FREN

#FF00AA


18 oct. 2006

@web@

The 9th Incarnation of ShaunInman.com [via]:

Greater attention to typographic details like line-length, leading and baseline relationships.

A professional-looking baseline that remains consistent on the page, from top to bottom. Wow. I never thought I’d see that on a website — and I can’t imagine it could even work on Internet Explorer.

Thirty-three thousand, three hundred and six 1 KB CSS files. One for each day of the year…for the next ninety-one years. Each post, link and comment exists in its own little era distinguished by color.

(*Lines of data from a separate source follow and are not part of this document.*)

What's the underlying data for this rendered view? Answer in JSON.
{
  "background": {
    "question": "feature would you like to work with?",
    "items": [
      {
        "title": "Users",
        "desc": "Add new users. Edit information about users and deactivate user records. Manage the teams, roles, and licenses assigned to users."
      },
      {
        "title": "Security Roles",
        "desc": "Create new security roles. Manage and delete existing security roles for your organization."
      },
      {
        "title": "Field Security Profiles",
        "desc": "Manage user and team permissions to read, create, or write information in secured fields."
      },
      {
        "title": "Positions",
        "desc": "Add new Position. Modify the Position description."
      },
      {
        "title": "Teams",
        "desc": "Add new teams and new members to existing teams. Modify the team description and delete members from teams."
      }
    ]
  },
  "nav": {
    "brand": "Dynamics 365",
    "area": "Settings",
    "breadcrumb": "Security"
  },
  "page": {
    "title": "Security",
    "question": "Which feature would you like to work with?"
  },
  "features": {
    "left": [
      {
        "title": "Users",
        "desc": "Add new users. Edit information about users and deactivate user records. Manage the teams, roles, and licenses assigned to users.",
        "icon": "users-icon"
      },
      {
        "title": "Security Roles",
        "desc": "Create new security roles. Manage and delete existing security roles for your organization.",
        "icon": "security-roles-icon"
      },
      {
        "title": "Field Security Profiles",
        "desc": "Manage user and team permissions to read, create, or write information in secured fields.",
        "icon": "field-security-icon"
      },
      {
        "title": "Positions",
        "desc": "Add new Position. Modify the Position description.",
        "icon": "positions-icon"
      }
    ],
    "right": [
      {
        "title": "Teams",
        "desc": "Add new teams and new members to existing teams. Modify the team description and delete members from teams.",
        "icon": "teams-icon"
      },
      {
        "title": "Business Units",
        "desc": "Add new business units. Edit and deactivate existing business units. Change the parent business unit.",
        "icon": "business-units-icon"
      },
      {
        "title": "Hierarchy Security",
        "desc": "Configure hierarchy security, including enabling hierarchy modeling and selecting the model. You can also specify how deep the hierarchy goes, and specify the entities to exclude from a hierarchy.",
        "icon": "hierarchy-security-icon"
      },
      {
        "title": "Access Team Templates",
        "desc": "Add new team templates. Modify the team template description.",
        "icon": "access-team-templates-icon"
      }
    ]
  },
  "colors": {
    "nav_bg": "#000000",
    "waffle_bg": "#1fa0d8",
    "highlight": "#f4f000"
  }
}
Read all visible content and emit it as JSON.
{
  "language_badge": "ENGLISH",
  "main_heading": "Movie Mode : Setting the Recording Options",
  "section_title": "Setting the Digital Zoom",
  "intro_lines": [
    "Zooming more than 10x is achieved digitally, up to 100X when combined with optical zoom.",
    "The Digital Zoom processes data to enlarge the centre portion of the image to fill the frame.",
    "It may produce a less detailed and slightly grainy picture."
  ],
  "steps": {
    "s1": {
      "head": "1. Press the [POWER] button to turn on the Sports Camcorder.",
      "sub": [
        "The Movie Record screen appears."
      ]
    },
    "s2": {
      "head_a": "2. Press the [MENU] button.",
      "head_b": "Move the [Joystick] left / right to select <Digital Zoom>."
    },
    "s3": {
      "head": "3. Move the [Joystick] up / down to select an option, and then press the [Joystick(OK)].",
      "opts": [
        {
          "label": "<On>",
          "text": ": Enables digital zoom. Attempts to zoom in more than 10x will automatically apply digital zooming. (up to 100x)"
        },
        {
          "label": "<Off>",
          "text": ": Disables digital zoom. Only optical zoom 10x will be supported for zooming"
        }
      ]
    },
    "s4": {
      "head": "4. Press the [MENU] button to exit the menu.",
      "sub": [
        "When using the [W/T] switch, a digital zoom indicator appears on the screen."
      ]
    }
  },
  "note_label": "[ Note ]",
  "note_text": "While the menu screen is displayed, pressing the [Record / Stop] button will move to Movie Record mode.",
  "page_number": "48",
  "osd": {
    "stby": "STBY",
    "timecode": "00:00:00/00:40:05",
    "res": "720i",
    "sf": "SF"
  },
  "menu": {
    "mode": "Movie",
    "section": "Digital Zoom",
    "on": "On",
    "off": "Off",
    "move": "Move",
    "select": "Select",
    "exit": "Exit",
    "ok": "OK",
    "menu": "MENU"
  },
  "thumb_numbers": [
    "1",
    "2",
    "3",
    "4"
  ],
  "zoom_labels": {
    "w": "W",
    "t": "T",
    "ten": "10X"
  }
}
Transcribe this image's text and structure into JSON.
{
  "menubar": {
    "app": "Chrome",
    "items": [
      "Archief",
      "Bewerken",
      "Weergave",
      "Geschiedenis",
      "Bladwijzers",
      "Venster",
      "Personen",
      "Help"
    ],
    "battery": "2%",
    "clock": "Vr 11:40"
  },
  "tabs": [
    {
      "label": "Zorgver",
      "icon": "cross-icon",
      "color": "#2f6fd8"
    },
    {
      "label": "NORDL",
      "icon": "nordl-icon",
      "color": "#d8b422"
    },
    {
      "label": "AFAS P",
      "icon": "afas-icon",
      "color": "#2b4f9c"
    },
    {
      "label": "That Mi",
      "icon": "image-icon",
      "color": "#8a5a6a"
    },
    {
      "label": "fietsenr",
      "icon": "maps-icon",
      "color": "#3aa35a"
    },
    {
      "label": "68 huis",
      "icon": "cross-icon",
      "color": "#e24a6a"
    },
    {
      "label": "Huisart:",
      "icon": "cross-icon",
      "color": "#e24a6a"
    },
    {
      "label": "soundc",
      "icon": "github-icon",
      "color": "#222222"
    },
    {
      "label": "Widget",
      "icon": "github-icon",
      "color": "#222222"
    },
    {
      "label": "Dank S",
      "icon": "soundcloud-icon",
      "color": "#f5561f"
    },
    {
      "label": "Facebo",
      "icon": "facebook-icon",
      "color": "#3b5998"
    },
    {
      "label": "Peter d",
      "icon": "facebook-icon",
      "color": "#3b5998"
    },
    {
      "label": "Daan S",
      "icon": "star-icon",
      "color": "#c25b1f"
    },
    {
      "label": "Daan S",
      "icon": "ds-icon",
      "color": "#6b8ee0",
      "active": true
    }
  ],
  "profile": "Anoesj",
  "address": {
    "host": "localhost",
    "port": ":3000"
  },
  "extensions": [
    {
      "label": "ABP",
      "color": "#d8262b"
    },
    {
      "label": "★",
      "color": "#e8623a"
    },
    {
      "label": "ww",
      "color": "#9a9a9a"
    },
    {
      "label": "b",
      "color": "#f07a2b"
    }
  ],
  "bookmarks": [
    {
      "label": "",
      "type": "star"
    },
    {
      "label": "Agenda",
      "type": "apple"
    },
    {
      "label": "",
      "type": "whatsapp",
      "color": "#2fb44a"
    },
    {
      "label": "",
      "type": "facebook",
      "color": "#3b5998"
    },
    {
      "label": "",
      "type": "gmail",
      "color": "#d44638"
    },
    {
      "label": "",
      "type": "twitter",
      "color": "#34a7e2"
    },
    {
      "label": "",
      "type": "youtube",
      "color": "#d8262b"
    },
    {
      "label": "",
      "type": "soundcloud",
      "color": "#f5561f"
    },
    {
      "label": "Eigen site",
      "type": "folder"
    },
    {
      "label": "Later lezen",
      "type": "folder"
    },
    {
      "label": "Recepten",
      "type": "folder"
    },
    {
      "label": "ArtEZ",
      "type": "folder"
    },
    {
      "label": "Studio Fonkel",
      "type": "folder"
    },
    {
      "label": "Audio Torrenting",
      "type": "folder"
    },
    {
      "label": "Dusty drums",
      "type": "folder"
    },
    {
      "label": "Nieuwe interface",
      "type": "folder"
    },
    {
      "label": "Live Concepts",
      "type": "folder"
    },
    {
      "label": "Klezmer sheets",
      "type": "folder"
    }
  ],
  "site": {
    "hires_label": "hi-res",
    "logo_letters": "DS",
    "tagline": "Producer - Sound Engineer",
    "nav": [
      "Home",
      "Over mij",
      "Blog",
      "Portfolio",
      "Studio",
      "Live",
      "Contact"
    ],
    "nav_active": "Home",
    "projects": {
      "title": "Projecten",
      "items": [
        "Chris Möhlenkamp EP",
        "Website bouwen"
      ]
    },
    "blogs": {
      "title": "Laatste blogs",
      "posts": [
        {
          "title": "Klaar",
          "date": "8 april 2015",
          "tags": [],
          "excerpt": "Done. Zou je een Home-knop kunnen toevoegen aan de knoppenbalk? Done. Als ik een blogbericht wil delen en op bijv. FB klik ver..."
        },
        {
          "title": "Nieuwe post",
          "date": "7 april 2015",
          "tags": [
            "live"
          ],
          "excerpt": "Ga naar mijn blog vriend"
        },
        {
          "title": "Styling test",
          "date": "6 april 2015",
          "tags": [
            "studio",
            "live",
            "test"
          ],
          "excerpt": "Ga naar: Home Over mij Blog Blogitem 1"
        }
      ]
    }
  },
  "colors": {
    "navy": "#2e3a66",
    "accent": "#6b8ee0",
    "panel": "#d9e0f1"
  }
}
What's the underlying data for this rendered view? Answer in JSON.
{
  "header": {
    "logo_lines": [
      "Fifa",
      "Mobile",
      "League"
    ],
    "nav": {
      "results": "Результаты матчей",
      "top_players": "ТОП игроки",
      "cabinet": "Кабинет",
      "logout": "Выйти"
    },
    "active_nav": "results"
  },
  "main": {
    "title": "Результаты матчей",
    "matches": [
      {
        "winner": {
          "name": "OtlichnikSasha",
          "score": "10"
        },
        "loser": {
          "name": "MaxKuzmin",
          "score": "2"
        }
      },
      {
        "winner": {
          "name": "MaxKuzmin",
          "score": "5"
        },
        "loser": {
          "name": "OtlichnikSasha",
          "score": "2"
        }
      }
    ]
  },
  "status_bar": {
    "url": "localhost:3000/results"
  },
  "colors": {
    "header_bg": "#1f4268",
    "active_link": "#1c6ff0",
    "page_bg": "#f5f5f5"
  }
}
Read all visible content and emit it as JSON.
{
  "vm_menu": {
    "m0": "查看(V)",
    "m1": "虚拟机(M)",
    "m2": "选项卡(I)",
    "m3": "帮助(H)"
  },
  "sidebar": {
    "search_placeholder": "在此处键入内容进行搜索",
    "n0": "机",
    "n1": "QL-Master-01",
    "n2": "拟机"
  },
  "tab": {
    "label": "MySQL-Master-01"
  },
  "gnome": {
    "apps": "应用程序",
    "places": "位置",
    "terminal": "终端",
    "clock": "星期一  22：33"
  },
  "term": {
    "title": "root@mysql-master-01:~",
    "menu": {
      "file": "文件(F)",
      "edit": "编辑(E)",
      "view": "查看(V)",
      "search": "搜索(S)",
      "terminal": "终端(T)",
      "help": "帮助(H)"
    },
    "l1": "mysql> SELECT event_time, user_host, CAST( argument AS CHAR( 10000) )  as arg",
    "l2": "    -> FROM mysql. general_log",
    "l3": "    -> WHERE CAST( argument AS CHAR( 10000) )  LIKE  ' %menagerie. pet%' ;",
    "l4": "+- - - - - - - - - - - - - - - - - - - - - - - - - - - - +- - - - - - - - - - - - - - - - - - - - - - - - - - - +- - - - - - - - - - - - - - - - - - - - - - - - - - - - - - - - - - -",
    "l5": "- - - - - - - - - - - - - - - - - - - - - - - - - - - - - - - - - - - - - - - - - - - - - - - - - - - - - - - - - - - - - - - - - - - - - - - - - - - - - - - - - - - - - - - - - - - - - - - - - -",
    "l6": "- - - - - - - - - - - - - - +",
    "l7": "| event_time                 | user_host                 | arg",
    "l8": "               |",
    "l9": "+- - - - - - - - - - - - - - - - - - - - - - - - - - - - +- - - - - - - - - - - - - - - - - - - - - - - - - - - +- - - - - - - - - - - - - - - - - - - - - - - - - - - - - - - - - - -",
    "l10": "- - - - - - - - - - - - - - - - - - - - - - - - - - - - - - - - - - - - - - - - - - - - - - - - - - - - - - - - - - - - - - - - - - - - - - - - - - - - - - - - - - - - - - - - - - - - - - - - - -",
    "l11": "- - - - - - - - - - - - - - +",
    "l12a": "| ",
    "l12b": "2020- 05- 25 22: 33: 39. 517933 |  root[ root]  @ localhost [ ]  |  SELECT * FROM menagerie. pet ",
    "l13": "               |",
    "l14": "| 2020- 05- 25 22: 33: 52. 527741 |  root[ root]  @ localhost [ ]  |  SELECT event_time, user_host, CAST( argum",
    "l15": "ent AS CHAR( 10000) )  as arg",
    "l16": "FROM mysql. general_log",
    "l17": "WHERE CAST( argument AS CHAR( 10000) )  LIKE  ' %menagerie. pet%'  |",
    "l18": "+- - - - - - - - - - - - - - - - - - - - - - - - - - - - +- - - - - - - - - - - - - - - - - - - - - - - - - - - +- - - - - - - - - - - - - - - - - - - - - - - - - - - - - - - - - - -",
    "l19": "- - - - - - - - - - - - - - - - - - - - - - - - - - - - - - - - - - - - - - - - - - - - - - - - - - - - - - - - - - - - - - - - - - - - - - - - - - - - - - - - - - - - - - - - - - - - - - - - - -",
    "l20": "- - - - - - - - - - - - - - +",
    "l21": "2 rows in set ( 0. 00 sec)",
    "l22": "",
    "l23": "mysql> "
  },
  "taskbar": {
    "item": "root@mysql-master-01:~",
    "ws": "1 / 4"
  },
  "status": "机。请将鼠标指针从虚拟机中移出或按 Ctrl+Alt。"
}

Hues change with each season, and contrast fades when you move back in time — I love the idea. I think I’ll most definitely need to steal the idea for my personal blog.

(And, since I piss on standards, if I get around to it I won’t be making thousands of CSS files but embedding <style> in my HTML.)

 

@misc@

Lenovoblogs.com readers dislike glossy screen — 300 to 30. Unfortunately that’s anything but a representative sample.

 

@misc@

The Optimus keyboards have a blog. Man, these people sure know how to build buzz.

 

@apple@

Straight Dope on the IPod’s Birth:

The iPod name came from an earlier Apple project to build an internet kiosk, which never saw the light of day. On July 24, 2000, Apple registered the iPod name for “a public internet kiosk enclosure containing computer equipment,” according to the filing. […]

It is simple, memorable and, crucially, it doesn’t describe the device, so it can still be used as the technology evolves, even if the device’s function changes.

It’s funny how Apple oscillates between completely random names like Macintosh, iPod or Safari (well, the above paragraphe kinda takes iPod out of that list) and simple, descriptive monikers like Mail, iWeb or… iPhone?

 

@apple@

I guess I’m supposed to write something about iPods shipping with a Windows virus, and also their “oh, fuck that Windows crap we have to support” line of defense.

Well, as I’ve already written, I recently decided I couldn’t care less whatever Apple PR says from now on. As for the virus, I don’t know how these things happen (and neither does Apple seem to care, or at least they don’t care to elaborate), and I also wonder how a virus carried by an MP3 player can ever contaminate anything, but the baseline is, since I’m on a Mac I can’t get interested in whatever security problems Windows users have.

So here’s the real important iPod-related news of the week: iPod nano on MySpace [via].

 

@apple@

Disco burns CDs [via].

Very cute (you’ve got to watch the video). Talk about superfluous visual effects now — but that’s how Leopard is going anyway, isn’t it?

 

@apple@

Clip Show [via] is a very sexy QuickTime Player replacement. I don’t care much for single-window interface, though, so I’ll be staying with QuickTime.

 

@misc@

Project Blackbox: Sun datacenter in a shipping container.

The… I… Uh, excuse me? They really want to drop a big metal box on your office building’s roof where you’ll store all your company’s most sensitive data? It’s… No, I mean… That isn’t a joke?

(I do get that it’s a viable option for a portable datacenter. But then, who needs a portable datacenter? More to the point, do that many people need it that a company needs to design a standard, out-of-the-box — as it were — offer?)